Carl laughed, amazed by the height of the splash. What would people have thought if they saw it? He knew it was not very responsible to draw such attention, but it was a torrential downpour in the middle of the night. And splashing puddles was not supposed to be responsible.

He leaped into one of the puddles, concentrating his effort as he did so. He focused down, drawing the very essence of himself from the core of what he felt was his being, and slammed it into the ground as he hit.

The water erupted like a bomb went off. Eloise’s delighted scream was so loud that Carl feared it would wake Shane. They froze, eyes locked on one another, until the girl started laughing.

“That was very loud,” she said softly.

“It was,” Carl agreed.

Even if Shane hadn’t heard, surely the Davis sisters and Thaddeus would have.

“Let’s go,” he suggested, ushering her from the driveway toward Berkley Street.

They fled the scene like two robbers escaping their crime. Carl led them up the street away from the house and they lightly splashed in new puddles and the veritable river that ran down the side of the road toward the nearest drain.

They had each walked that way many times in the past. He knew Eloise often liked to go for walks, and he also went in that same direction sometimes. He realized, almost shamefully, that they had never gone for a walk together. They had been trapped in that house together for decades, and not once had they bothered to take a stroll and enjoy one another's company.

“Did you do this as a boy?” Eloise asked, kicking up another splash that enveloped the curb.

“Not often. There was a pond near my home, and a large wall of rock up one side of it. Almost like a cliff. When it rained very hard, the water flowed down a slope and off the cliff like a little waterfall, and when I was old enough, I swam there.”

“That sounds fun,” Eloise said. “Mother hated when I played in puddles.”

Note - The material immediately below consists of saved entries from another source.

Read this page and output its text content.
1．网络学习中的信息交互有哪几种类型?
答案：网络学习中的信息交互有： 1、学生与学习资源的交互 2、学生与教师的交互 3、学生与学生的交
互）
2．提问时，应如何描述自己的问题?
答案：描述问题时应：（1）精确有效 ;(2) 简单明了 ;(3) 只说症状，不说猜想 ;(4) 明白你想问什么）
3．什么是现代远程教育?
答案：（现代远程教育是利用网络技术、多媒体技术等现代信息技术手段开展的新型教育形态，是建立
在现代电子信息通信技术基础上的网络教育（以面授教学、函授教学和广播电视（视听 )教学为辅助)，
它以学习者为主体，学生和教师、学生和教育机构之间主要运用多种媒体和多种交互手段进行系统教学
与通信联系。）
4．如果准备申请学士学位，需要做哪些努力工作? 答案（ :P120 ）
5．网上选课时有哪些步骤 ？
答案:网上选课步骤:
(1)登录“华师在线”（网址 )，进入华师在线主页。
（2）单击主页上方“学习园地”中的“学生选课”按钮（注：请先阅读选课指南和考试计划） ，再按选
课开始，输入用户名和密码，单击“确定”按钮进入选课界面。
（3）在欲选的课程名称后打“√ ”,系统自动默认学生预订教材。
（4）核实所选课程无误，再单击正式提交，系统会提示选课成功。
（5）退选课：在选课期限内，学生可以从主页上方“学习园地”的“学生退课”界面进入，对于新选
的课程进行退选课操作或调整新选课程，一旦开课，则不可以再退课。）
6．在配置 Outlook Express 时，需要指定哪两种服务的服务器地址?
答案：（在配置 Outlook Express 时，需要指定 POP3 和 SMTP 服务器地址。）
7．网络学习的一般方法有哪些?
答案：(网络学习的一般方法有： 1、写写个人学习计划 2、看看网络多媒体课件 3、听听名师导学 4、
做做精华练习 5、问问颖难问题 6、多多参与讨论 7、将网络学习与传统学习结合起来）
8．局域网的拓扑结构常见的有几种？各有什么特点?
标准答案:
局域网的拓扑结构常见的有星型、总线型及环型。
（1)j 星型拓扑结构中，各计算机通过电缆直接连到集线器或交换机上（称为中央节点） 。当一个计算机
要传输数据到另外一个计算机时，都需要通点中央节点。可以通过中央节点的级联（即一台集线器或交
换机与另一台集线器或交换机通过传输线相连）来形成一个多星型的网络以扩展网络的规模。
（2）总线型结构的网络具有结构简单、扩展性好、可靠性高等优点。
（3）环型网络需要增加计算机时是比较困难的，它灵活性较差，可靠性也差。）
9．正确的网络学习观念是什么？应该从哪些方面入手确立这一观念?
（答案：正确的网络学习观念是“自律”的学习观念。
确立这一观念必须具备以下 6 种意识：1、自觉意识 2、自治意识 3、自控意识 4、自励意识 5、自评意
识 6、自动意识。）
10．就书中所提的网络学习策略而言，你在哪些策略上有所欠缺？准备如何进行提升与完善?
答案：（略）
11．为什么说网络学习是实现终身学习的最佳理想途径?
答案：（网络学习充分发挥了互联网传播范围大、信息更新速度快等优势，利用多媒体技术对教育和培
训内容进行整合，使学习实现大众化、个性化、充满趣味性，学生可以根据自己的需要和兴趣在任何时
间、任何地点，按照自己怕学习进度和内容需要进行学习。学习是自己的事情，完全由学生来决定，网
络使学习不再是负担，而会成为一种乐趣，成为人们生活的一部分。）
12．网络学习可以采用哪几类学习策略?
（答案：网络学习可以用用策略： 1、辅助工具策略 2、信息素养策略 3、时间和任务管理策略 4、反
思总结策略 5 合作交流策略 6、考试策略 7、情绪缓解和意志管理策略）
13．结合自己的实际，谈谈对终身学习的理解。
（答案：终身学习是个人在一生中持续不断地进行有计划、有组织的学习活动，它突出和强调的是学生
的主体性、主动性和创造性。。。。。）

“Mine as well,” Carl said.

They walked slowly, in no hurry to get anywhere since they had no destination, and the rain dissipated until it was finally barely more than a light mist. The hour must have been very late, but that meant little to two ghosts who never needed to sleep or be anywhere at any particular time.

They talked about their mothers, mostly about how their mothers didn't like them doing certain things, and laughed at the similarities between them. Years apart and separated by thousands of miles, it sounded like their mothers were still very similar. Maybe all mothers were that way.

As they walked, Carl caught sight of someone on the far side of the street who was also going for a walk. It was an elderly man with an umbrella and a long overcoat. Carl only saw him from the side, as they were all walking in the same direction. Something about him seemed familiar, though, and as he talked with Eloise, Carl’s eyes kept returning to the old man.